Now, use syn2 dataset with 100 training data points and train a *linear* MLP to separate the two classes, i.e. use a single hidden node.

**TODO:** What is the performance you get on the validation dataset?

## Task 2
This task should overtrain the MLP! Increase the number of hidden nodes to get better and better training performance.

**Hint:** Overtraining here often means finding good local minimum of the error function, which may require some tuning of the learning parameters. This means that you may have to change the learning rate, increase the number of epochs and use "better" minimization methods. Even though we have not yet talked about the *Adam* minimization method, it is generally better than vanilla *stochastic gradient descent*. It is therefore used in the cells below as the default minimizer. Also you may want to change the size of the "batch_size" parameter. It is by default using all data.

**TODO:** How many hidden nodes do you need to reach an accuracy >95% on your training dataset?

## Task 3
Now you are going to use the *syn3* dataset. So, use **150** training datapoints from the synthetic dataset 3 and train an MLP to separate the two classes. Also use about 1000 datapoints for validation.

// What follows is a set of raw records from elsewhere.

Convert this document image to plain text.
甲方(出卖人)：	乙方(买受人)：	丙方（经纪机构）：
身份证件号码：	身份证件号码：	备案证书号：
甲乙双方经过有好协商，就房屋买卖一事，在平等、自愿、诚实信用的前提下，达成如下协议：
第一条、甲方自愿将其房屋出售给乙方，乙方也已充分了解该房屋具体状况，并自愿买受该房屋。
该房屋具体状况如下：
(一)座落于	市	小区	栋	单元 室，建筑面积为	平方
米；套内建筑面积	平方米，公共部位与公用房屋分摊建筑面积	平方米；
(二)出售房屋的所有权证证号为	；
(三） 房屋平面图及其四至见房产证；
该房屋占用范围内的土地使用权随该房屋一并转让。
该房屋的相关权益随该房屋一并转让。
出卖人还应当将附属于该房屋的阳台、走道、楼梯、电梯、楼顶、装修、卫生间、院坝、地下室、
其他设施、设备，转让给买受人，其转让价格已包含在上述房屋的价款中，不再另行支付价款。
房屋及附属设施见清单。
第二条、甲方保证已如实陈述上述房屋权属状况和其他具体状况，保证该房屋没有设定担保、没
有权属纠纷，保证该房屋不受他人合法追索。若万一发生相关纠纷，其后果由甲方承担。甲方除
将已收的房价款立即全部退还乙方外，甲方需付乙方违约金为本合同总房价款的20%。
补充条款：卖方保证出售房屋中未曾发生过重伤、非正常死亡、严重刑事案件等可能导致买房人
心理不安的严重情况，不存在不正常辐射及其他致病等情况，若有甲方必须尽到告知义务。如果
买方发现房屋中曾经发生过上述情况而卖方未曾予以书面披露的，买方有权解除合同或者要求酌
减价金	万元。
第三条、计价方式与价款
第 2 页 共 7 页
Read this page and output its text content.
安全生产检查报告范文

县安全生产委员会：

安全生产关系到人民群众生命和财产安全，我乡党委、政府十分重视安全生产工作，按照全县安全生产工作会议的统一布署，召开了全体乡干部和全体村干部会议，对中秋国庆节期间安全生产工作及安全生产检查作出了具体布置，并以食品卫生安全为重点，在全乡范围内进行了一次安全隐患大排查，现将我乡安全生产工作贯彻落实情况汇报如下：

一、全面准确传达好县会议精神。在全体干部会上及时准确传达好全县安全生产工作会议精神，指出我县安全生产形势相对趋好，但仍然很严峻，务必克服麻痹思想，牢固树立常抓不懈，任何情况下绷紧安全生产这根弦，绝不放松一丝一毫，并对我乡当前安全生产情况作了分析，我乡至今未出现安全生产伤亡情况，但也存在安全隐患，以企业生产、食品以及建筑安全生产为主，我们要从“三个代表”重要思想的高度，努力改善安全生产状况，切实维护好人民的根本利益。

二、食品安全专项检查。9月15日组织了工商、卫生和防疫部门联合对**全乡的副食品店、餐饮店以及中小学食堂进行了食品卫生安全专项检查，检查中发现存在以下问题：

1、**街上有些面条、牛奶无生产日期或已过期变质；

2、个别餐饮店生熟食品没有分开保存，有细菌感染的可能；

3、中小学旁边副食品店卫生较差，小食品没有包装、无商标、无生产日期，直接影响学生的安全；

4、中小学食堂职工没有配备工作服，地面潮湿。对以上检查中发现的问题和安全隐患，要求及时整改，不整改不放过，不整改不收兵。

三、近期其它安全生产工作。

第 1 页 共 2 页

**TODO:** When you overtrained in the previous question, how much much did the validation *loss* increase, compared to the linear model of Task 2?

**TODO:** What is the optimal number of hidden nodes for the syn2 dataset in order to maximize your validation performance?

**TODO:** How many hidden nodes do you need to find a reasonable solution to the problem?  Extra: Can you figure out why this many?